Finale: Hüpf mein Hütchen

Das Finalspiel bringt endlich etwas Action und Emotionen in die Teams. Die Kinder gewinnen souverän und verdient. Völlig daneben ist aber die Punkterechnung. Bei diesem Spiel erhalten die Teams jeweils über 100 Punkte wodurch die Punkte der vorherigen Spiele, die durch Würfeln festgelegt werden, gar keine Rolle mehr spielen. Das ist in meinen Augen ein grober redaktioneller Fehler.

Fazit


Schade. liebes ZDF, man hätte mehr daraus machen können. Brettspiele in einer Show sind im Grunde keine schlechte Idee. Aber jedes Let’s Play auf YouTube ist spannender, als die Premiere-Show “Das Spiel beginnt”. Andere Shows, in denen Gesellschafts- oder Geschicklichkeitsspiele vorkommen, wie “Schlag den Raab”  oder “die perfekte Minute” schlagen “Das Spiel beginnt“ in Sachen Unterhaltungswert um Längen..

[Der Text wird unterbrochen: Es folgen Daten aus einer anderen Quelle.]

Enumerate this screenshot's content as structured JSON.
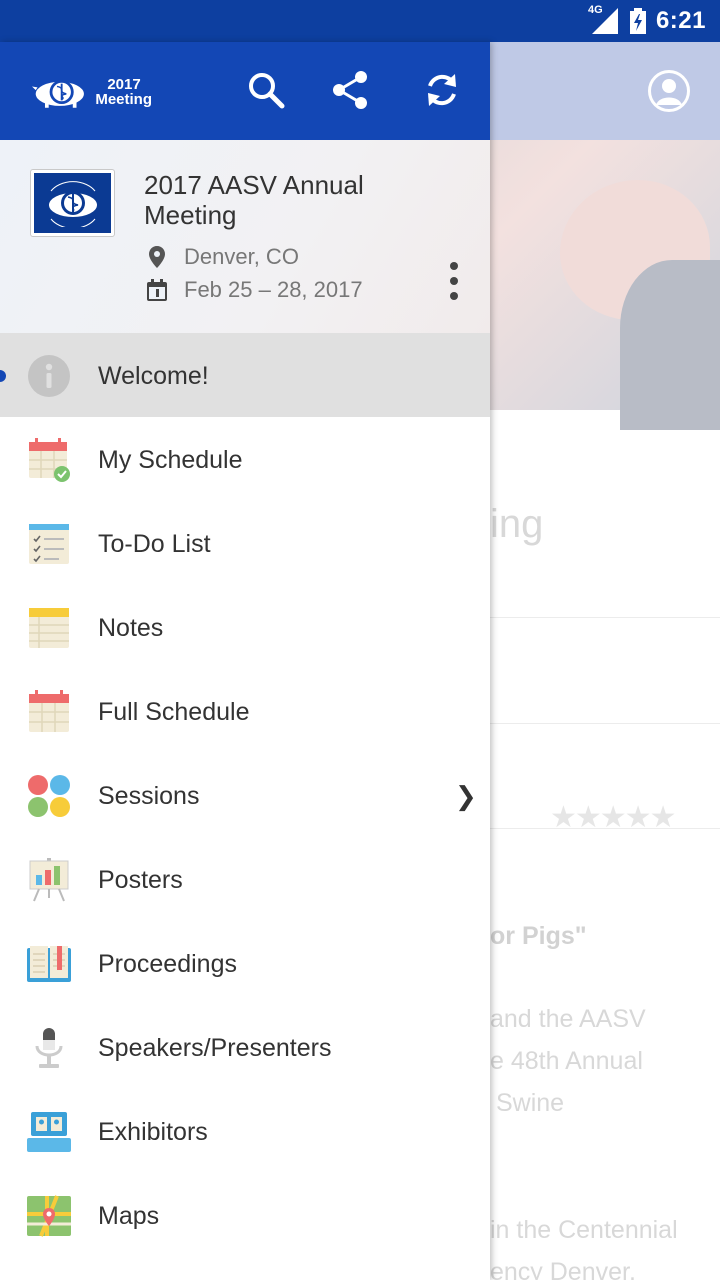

Bitte mehr Action, mehr Spannung, mehr Emotionen in Bezug auf die Spiele und eine kindgerechte und gleichzeitig erwachsenenkonforme, unterhaltsame Moderation, wie es Elton, Ha-Pe Kerkeling und vielleicht noch Linda de Mol hinbekommen könnten.

Wenn die Spiele nur halb so gut recherchiert worden wären, wie die abschließenden Belohnungen für die siegreichen Kinder (Reitkurse, Podolski treffen und FIlm-Gastrollen), dann wären vielleicht Spiele gewählt worden, die weniger altbacken sind, aber viel besser zum  Format passen. Mir würden da auf Anhieb einige einfallen. Splendor, Qwixx, Eselsbrücke, Mondo, Out of Mine!, Camel Up Quirkle, Terra, Fauna, Villa Paletti, Kipp X, Uluru, Kalimambo, Beasty Bar, Dixit, Enigma oder La Boca, um nur einige zu nennen.